Three Cabinet Minutes had been leaked and reproduced in the electronic media. The document showed that Cabinet approved its most expensive contract for $6,730,526 dated April 23, 2015. It was signed by former Cabinet Secretary, Dr. Roger Luncheon.
Greenidge had said that the PPP/C has given so much to Dr. Ramroop by breaking the laws that it has made him “a king in his country.”
“Another critical point we need to pay attention to, and that is the fact that Ramroop was given the opportunity to supply almost 85 percent of the country’s drugs for nearly 20 years. Considering the empire he has been able to build through the sole sourcing of drugs, we see clearly, too, for how long value for money in the health sector has been evaded.”
It is estimated that over the past seven years, more than US$200 million was spent on drug purchases, with the lion’s share going to New GPC.
Greenidge had said that the control Jagdeo gave Ramroop over the Health Sector is not only unhealthy for the competitive market, but it also mars attempts at transparency and accountability.
The politician had reiterated that through the sole sourcing of drugs, “Jagdeo and his government did not only ruthlessly rob the nation, but invited his best friend to help to further corrupt the system and to rob the poor people at the same time.”
The pre-qualification criteria which were used to allow New GPC to be chosen, had also been described by the government as being “unreasonable” and tailor-made to have that company secure the status.
The previous list of companies that were pre-qualified to supply drugs expired since December, last.
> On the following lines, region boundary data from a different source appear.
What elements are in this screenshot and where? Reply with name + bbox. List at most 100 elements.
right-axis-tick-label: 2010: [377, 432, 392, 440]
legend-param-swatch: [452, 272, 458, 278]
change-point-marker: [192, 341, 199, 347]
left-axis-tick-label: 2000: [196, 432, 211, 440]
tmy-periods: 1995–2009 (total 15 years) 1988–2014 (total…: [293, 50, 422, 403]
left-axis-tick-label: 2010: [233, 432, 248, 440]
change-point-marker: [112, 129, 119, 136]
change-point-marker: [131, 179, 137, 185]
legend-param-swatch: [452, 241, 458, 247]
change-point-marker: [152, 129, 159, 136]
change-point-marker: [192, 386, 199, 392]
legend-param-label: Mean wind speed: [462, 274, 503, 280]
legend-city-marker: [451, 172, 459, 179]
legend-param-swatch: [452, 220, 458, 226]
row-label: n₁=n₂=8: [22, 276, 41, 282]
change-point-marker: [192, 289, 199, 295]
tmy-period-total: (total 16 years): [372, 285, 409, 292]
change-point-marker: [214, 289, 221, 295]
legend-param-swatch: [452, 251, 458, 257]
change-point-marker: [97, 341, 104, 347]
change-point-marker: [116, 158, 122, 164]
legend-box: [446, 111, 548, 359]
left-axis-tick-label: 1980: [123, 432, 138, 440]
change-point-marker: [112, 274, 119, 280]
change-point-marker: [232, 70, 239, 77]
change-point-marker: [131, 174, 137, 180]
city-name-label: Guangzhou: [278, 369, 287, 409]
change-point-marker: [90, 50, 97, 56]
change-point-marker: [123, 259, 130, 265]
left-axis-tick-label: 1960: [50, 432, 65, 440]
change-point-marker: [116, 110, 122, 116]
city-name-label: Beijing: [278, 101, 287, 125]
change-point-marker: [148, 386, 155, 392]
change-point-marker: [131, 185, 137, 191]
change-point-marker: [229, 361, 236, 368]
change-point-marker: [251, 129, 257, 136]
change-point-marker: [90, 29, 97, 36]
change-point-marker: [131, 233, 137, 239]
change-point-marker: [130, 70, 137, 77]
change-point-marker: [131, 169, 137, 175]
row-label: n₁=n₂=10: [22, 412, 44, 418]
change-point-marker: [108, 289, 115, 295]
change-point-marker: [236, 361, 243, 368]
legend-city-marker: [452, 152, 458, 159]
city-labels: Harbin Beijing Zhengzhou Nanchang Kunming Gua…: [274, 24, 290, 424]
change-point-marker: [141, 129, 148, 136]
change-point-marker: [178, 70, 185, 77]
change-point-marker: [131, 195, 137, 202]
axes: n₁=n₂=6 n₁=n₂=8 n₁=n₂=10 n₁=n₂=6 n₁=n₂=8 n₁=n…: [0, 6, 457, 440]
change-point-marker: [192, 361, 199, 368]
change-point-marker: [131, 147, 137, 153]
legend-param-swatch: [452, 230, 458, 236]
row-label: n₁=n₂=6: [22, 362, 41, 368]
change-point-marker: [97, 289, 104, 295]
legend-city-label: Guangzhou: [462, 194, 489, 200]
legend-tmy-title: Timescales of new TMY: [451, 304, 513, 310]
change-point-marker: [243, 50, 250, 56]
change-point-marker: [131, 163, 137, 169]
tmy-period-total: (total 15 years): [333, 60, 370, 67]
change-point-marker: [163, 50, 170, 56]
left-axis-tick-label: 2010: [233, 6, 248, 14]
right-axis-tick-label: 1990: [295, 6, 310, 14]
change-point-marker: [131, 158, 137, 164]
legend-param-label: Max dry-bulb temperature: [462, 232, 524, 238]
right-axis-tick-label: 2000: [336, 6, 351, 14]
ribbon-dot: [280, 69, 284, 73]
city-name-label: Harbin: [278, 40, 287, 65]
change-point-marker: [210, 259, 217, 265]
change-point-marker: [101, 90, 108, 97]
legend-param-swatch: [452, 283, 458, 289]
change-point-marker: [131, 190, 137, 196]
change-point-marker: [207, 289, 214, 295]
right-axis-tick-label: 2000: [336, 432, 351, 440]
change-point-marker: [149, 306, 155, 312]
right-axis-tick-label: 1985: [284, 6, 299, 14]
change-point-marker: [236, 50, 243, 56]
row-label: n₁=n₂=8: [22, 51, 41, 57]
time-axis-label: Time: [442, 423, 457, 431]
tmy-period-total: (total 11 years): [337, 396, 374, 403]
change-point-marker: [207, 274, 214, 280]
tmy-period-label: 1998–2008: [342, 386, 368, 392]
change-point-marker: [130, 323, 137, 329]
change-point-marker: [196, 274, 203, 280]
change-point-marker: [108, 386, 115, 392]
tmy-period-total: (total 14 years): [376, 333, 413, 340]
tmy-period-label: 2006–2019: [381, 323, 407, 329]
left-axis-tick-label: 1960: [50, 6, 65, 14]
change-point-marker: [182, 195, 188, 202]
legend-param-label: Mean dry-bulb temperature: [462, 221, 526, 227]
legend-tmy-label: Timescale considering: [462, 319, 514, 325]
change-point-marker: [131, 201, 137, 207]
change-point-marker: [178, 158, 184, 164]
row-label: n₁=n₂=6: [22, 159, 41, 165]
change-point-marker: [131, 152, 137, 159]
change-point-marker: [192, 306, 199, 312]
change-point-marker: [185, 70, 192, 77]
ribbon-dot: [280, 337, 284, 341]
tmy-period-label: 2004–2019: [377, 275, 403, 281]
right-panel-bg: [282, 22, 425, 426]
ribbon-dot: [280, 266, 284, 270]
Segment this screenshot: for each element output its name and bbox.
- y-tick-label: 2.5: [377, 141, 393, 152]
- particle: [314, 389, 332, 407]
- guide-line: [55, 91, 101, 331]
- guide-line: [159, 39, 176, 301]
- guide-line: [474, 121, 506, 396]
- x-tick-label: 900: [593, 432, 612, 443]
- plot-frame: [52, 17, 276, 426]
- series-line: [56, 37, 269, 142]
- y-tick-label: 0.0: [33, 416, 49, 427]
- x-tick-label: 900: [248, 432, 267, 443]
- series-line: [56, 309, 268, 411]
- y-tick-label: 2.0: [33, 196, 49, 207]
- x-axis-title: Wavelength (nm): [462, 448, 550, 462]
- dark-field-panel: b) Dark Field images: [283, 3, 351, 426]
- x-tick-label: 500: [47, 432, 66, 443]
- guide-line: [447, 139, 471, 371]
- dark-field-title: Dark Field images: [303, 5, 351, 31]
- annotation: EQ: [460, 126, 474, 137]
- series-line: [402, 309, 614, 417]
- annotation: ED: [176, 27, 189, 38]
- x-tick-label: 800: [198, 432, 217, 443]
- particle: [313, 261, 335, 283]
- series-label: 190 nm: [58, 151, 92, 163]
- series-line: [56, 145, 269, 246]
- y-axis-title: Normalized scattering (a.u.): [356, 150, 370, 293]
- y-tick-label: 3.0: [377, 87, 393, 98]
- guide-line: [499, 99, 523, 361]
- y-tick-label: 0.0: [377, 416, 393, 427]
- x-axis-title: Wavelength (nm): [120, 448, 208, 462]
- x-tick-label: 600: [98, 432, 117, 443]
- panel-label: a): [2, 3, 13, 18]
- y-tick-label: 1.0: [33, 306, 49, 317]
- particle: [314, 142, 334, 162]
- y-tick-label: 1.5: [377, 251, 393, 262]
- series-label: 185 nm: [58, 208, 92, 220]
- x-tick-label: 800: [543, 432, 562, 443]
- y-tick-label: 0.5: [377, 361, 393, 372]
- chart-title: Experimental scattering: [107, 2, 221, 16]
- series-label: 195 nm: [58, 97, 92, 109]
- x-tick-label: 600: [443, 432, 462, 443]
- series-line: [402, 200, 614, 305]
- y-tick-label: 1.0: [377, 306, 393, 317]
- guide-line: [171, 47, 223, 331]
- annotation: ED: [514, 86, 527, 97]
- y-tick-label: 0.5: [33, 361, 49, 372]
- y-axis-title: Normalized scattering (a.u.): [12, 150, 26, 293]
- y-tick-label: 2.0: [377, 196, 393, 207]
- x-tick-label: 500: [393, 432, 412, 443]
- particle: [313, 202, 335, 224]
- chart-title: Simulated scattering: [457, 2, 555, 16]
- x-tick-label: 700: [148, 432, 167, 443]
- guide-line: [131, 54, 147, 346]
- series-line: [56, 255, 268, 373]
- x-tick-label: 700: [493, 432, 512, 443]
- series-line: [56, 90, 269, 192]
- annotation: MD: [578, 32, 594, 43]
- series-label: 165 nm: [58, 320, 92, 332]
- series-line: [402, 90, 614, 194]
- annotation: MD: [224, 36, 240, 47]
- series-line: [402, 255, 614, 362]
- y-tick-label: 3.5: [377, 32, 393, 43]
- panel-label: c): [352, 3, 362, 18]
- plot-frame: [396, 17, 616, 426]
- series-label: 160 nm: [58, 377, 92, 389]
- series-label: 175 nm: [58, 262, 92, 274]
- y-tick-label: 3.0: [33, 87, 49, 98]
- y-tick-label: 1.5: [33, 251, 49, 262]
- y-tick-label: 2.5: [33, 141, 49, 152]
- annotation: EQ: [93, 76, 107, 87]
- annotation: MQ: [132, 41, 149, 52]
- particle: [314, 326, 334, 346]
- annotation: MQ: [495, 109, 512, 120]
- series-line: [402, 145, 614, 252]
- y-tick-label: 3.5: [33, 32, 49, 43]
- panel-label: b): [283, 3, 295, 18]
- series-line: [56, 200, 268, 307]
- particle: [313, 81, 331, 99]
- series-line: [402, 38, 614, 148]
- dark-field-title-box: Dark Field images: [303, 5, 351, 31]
Prior to inviting submissions for another round of pre-qualification, the PPP/C revised the criteria. This led to the accusations that it was positioning New GPC to be the only company meeting the requirements to win out.
Under the revised criteria, bidders had to demonstrate a gross annual turnover of US$5 million and net assets of US$2.5 million.
Another criterion was that maximum score was to be awarded to applicants who would have paid $50M in Corporate taxes, annually. Additionally, the company that has 50 or more employees, and warehousing capacity of 30,000 square feet in the city, will also gain an edge.
New GPC has been a feature in the Auditor General’s report over the years with several instances focused on multi-million-dollar deficiencies in the procurement and supply of drugs under the previous administration.